| Anarchy in the United States |
| Friday September 2, 2005, 17:36 PM EST |
Quotes taken from cnn.com about the situation in New Orleans, Louisiana in the wake of Hurricane Katrina, followed by my analysis, thoughts, and feelings on these events:
"There's no food. There's no water. There's shooting. They're killing people. They're robbing men in the restrooms, they're raping women trying to go to the restroom. So people have resorted to defecating on the floors. You can't walk. There's babies without Pampers, mammas without milk. It's chaos total chaos." - evacuee Tishia Walters
"Overnight, police snipers were stationed on the roof of their precinct, trying to protect it from gunmen roaming through the city. One New Orleans police sergeant compared the situation to Somalia and said officers were outnumbered and outgunned by gangs in trucks. He broke down in tears when he described the deaths of his fellow officers, saying many had drowned doing their jobs. Other officers have turned in their badges as the situation continues to deteriorate. In one incident, the sergeant said gunmen fired rifles and AK-47s at the helicopters flying overhead. He said he saw bodies riddled with bullet holes, and the top of one man's head completely shot off." - CNN reporter Chris Lawrence
"An effort to evacuate patients and staff from downtown's Charity Hospital had to be suspended after a sniper opened fire on rescuers. The hospital was caring for about 200 patients with no power or water, and the only food left was a couple of cans of vegetables and some graham crackers." - CNN correspondent report
This is more than a natural disaster. As with the 9/11 tragedy in the United States, it is a widespread loss of life that also raises important questions about society, politics, and humanity. Somehow, it is even more galling now that (presumably) U.S. citizens are the perpetrators of violence and crimes against fellow Americans, using this natural calamity as a catalyst to victimize, terrorize, and even kill others. The notion of rape gangs feeding off the displaced and snipers coldly executing the sick and infirm and the people who are helping them is evil. What I personally find most remarkable - and perhaps it is just naivete on my part - is how quickly this has all happened. When did these gangs decide to go on the rampage? When did the snipers decide to stake out hospitals? Had these people been planning and training for long periods of time for exactly this "opportunity", or did a switch flip in each of them that, as these events began to unfold, they could suddenly indulge their cruelest desires?
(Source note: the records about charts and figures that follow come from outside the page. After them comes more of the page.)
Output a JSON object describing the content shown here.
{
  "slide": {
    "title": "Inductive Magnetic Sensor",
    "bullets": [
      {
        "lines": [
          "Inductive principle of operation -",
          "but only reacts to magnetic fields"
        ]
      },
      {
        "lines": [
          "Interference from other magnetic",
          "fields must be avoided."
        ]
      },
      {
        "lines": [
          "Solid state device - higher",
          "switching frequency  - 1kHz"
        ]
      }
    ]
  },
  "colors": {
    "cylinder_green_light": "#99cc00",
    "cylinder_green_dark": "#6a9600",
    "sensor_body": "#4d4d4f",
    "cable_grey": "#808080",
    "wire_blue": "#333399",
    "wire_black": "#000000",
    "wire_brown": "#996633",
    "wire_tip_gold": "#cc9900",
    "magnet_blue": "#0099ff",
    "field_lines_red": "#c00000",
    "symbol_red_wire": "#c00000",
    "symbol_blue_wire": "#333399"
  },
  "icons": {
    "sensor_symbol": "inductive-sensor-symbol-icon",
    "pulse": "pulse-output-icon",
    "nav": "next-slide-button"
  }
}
I suppose it is because we are moved by the natural parts of this tragedy that we have not yet spoken up about these horrible human events. But along with being profoundly saddened and grief-stricken for the many and ongoing victims of these tragedies, I am outraged.
It is a strange world we live in: these sort of crimes on one another happen on a daily basis in different parts of the world. But thanks to the enormity of it all, it is impossible to understand and cope with a world that is so big and different and really beyond our individual empathy to fully appreciate. So our attention and appreciation is often reduced to proximity and personal context. What is happening in New Orleans is hardly startling or unique in a global context; people in some places deal with evil behaviour like this on a regular basis. But in seeing it unfold here and now, in this way, raises my empathy for everyone. A friend of mine this week said that all people are inherently evil. I disagreed. And, even though I still disagree with his assessment, things like this give me reason to pause, and wonder.
I'm too affected right now to really think through these dynamics logically, but I believe it is inevitable that we will start asking some of these questions and talking about some of these things as we begin to cope with what has happened, and more of the details of these terrible events are made public. In the meantime, my heart and thoughts go to everyone who is needlessly suffering right now, in New Orleans and the world.